Lord Westfall se inclinó hacia adelante para examinar la yegua y sonrió entusiasmado. ¡Cielos, no, iba a dejarla a solas con Peter! Ella trató de comunicarle a lord Westfall con la mirada que le desagradaba la idea, pero éste estaba demasiado enamorado del animal, y no dudó en pasarle las riendas a Peter al tiempo que bajaba del coche con un entusiasmo infantil.

—Una vuelta rápida por el parque. ¿Qué te parece si nos encontramos a la entrada? ¿No le importa, verdad, condesa? —preguntó, pero ya había desatado a la yegua.

Sinceramente, no tenía ni idea de si le importaba o no porque ni siquiera podía pensar. Estupefacta, vio cómo lord Westfall se aupaba a lomos del equino y lo ataba corto para evitar que corcoveara. Se despidió contento y salió al galope, con el abrigo ondeando a su espalda. Ella aún lo miraba, incrédula, cuando el faetón se puso en marcha.

—Volverás a verlo, no temas —murmuró Peter—. Prometo no asaltarte, así que deja de mirarme espantada.

Una exclamación de sorpresa se alojó en la garganta de Lali. Sí, la horrorizaba, por supuesto, el efecto que su mera presencia tenía en cada fibra de su ser.

—¿Qué ocurre, condesa? ¿Se te ha comido la lengua el gato? —preguntó él, mirándola furioso de reojo.

—No —respondió ella en seguida—. Es que...

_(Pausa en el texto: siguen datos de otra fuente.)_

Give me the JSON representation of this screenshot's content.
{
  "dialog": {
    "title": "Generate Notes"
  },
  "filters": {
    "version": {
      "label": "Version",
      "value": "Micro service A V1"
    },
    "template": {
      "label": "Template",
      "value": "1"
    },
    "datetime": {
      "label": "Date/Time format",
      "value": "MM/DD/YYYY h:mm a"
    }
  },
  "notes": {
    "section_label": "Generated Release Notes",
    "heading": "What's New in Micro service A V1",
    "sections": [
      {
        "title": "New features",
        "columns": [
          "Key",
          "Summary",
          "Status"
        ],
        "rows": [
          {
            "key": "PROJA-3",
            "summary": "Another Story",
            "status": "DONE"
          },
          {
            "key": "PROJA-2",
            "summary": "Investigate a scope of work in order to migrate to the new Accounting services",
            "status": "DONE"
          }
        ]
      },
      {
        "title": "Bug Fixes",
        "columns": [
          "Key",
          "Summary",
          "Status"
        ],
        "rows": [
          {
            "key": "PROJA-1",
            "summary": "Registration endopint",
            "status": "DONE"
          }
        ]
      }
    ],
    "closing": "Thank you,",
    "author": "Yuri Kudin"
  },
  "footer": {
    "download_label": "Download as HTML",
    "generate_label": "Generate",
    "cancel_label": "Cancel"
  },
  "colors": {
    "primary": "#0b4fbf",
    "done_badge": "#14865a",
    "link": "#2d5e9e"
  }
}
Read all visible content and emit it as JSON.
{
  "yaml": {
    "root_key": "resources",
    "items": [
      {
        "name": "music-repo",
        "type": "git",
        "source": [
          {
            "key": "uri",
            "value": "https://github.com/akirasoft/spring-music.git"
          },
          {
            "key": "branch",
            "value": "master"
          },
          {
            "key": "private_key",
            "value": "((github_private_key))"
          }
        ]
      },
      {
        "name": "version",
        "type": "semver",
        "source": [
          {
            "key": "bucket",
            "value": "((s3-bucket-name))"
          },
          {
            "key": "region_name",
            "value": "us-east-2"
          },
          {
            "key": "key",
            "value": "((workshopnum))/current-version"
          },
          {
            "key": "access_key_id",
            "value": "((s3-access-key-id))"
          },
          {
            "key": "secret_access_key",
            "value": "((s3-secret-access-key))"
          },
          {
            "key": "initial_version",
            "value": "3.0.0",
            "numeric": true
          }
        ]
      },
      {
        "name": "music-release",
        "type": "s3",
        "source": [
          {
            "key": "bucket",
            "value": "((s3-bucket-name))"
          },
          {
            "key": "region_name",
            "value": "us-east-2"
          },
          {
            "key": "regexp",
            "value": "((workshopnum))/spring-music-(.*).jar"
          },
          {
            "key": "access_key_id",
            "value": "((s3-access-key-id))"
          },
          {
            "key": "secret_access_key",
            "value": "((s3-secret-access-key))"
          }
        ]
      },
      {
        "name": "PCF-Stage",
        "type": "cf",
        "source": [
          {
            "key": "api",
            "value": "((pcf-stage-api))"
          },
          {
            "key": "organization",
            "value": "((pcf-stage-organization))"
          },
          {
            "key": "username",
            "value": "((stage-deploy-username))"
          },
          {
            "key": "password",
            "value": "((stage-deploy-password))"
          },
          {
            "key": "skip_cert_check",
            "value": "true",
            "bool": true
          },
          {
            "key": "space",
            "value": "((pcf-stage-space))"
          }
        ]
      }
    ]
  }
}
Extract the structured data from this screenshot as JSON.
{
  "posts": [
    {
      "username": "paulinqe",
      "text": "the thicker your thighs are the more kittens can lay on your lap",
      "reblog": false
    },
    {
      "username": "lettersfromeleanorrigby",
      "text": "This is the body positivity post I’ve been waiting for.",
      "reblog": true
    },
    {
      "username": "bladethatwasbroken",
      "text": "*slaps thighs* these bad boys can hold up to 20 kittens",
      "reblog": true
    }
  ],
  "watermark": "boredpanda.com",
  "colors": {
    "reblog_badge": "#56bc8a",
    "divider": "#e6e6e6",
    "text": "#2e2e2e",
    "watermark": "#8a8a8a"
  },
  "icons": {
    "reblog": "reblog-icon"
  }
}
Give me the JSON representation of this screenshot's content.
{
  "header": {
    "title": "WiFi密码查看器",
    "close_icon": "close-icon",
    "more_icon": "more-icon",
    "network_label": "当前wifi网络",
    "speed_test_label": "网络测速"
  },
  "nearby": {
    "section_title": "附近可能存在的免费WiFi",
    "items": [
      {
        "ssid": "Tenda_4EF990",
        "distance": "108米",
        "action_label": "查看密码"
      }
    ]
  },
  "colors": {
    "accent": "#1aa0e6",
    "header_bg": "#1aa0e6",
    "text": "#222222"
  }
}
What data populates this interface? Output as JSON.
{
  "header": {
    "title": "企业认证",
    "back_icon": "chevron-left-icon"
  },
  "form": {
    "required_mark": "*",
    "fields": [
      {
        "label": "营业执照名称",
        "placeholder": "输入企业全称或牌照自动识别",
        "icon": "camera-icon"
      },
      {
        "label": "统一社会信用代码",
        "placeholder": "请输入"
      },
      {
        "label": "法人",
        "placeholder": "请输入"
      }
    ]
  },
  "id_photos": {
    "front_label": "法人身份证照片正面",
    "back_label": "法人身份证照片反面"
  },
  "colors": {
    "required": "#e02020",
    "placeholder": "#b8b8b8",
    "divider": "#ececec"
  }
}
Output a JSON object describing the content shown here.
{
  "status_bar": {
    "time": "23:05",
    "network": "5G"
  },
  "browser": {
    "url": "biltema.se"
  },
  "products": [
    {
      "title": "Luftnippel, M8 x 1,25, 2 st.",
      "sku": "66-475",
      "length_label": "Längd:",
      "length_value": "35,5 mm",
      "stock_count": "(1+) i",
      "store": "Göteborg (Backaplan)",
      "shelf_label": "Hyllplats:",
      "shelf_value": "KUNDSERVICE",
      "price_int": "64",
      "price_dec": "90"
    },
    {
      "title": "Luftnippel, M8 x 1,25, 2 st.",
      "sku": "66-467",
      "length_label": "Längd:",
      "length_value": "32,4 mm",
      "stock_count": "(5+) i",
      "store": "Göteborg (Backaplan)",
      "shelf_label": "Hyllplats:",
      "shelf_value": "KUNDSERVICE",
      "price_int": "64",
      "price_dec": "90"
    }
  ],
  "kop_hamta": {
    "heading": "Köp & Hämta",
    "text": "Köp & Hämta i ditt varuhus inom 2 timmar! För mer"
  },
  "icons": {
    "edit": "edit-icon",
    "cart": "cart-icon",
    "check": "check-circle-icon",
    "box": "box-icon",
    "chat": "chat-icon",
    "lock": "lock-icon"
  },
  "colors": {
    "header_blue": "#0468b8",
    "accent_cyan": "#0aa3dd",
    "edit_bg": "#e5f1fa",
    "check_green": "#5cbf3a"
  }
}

—¿Es que qué? —inquirió él.

Ella tragó saliva, nerviosa.

—Es que..., supongo que no estoy acostumbrada...

—Lo siento —intervino él, apretando mucho la mandíbula—. Tampoco yo estoy acostumbrado a abordar a las mujeres en la calle. Posiblemente bebí demasiado oporto —murmuró.

«Demasiado oporto.» Dios, qué desilusión: lo que para ella había sido un pedacito de cielo, no era más que un momento de embriaguez para él. Ella se miró las manos cruzadas sobre el regazo y trató de combatir otra oleada de extraña emoción a punto de aflorar la superficie. Era boba, pero tenía su orgullo, y moriría antes que permitirle saber lo mucho que le había dolido aquel comentario. Rió de pronto.

—¡Ah, eso! ¡No te preocupes! Claro que fue el oporto. No, no, no, yo me refería a lord Westfall. No estoy acostumbrada a que me dejen por un caballo. —Su propia risa le chirrió en los oídos.

—Te ruego que me disculpes —le pidió él con la mandíbula trémula, y volvió a concentrarse en el camino.

—Por supuesto —respondió ella con ilógica alegría—. No hablemos más de eso.

Él masculló algo en voz baja, pero suavizó el gesto.

—Me disculpo también por lo de David, pero mi primo vive para los caballos. Me lo habría propuesto él mismo antes de que termináramos el paseo, te lo aseguro.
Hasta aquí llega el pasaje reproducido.